The technique for combining endovascular and surgical approaches to treat ICA aneurysms (Figure 1C) has been well described.[1,2,8,10,13,14,15] We treated 12 patients by using an STA-MCA bypass or cervical ICA-MCA saphenous vein bypass graft, and all had excellent outcomes.

Revascularization followed by parent-vessel occlusion was the modality used to treat PCA aneurysms. The PCA aneurysms were difficult to access and their morphology was complex; four were dissecting aneurysms, one was fusiform, and one was a giant lesion. These patients underwent OA-PCA microanastomosis followed by embolization and occlusion of the aneurysm and parent vessel (Figure 3C). One patient underwent an OA onlay instead of a bypass because of a poor-quality recipient artery.

The technical difficulty involved in the performance of an OA-PCA bypass may be greater than that for STA-MCA, as evidenced by the fact that homonymous hemianopia developed in four patients after PCA occlusion. Nevertheless, this deficit improved or resolved in two patients and was permanent in only one. The postoperative course in three patients treated for PCA aneurysms was complicated by EDH, underscoring the frequent but unfortunately necessary risk associated with heparinization during the endovascular treatment stage.

Flow-redirection techniques were used for aneurysms involving the BA and the ACAs. When an aneurysm cannot be removed from the circulation, the goal is to alter the hemodynamics at the lesion by changing the direction of blood flow.

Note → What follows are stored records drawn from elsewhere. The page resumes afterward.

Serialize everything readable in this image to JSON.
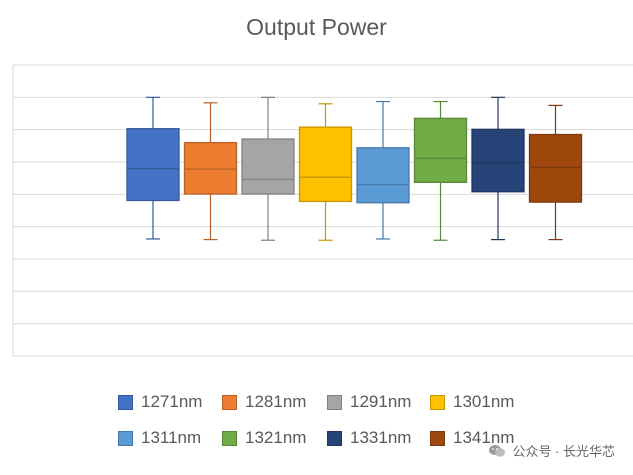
{
  "chart_data": {
    "type": "box",
    "title": "Output Power",
    "xlabel": "",
    "ylabel": "",
    "grid": true,
    "legend_position": "bottom",
    "categories": [
      "1271nm",
      "1281nm",
      "1291nm",
      "1301nm",
      "1311nm",
      "1321nm",
      "1331nm",
      "1341nm"
    ],
    "series": [
      {
        "name": "1271nm",
        "color": "#4472C4",
        "min": 1.62,
        "q1": 2.81,
        "median": 3.8,
        "q3": 5.03,
        "max": 6.0
      },
      {
        "name": "1281nm",
        "color": "#ED7D31",
        "min": 1.6,
        "q1": 3.01,
        "median": 3.78,
        "q3": 4.6,
        "max": 5.83
      },
      {
        "name": "1291nm",
        "color": "#A5A5A5",
        "min": 1.58,
        "q1": 3.01,
        "median": 3.46,
        "q3": 4.71,
        "max": 6.0
      },
      {
        "name": "1301nm",
        "color": "#FFC000",
        "min": 1.58,
        "q1": 2.78,
        "median": 3.53,
        "q3": 5.08,
        "max": 5.8
      },
      {
        "name": "1311nm",
        "color": "#5B9BD5",
        "min": 1.62,
        "q1": 2.74,
        "median": 3.3,
        "q3": 4.44,
        "max": 5.87
      },
      {
        "name": "1321nm",
        "color": "#70AD47",
        "min": 1.58,
        "q1": 3.37,
        "median": 4.11,
        "q3": 5.35,
        "max": 5.87
      },
      {
        "name": "1331nm",
        "color": "#264478",
        "min": 1.6,
        "q1": 3.08,
        "median": 3.98,
        "q3": 5.01,
        "max": 6.0
      },
      {
        "name": "1341nm",
        "color": "#9E480E",
        "min": 1.6,
        "q1": 2.76,
        "median": 3.83,
        "q3": 4.85,
        "max": 5.75
      }
    ],
    "ylim": [
      -2,
      7
    ],
    "yticks": [
      -2,
      -1,
      0,
      1,
      2,
      3,
      4,
      5,
      6,
      7
    ],
    "show_tick_labels": false
  },
  "watermark": {
    "text": "公众号 · 长光华芯",
    "icon": "wechat-icon"
  }
}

The two patients with complex aneurysms involving the trunk of the BA were treated using flow reversal. The first procedure consisted of revascularization through an STA-SCA bypass, followed by a two-stage endovascular treatment. The second patient underwent procedures consisting of unilateral occlusion of the VA proximal to the PICA, followed by contralateral VA occlusion distal to the PICA. The goal in delaying occlusion of the second VA was to provide the graft with time to mature. Ultimately, one PICA depends on backflow from the BA, and this demand is thought to help prevent basilar thrombosis, thus maintaining flow from the bypass to the BA and the brainstem perforating vessels.

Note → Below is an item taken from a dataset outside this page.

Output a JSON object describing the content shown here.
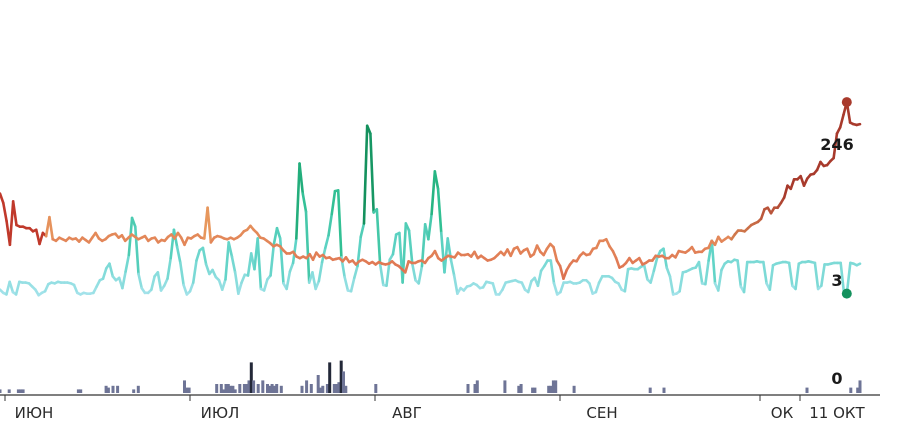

In both patients for whom this strategy was selected, postoperative EDHs developed, and neither individual survived long enough for the second endovascular procedure to be performed. One patient required a decompressive craniectomy and recovered from this procedure during his prolonged hospitalization. He died 3 months later of a posterior fossa stroke caused by BA thrombosis suffered on the day he was scheduled to undergo the second stage of endovascular treatment. One patient with a basilar apex aneurysm was treated with flow redirection en tailing surgical clip occlusion of the right P1 segment of the PCA, followed by stent placement in the distal BA and left PCA, followed in turn by stent-assisted coil embolization of the aneurysm (Figure 2D). This patient eventually died of an underlying malignancy, although her postoperative course was excellent.

Two patients underwent flow-reversal techniques for ACA aneurysms. One had an A2-A3 aneurysm and the other had an ACoA aneurysm. Both patients underwent A3-A3 bypass followed by endovascular occlusion of the aneurysm and feeding artery.

A combined technique also may be indicated when an aneurysm is amenable to endovascular treatment but the tortuosity of the feeding artery renders access to the lesion impossible. One patient underwent transposition of a tortuous ICA to straighten the segment containing the aneurysm. Stent placement in the parent vessel and coil occlusion of the aneurysm were then possible.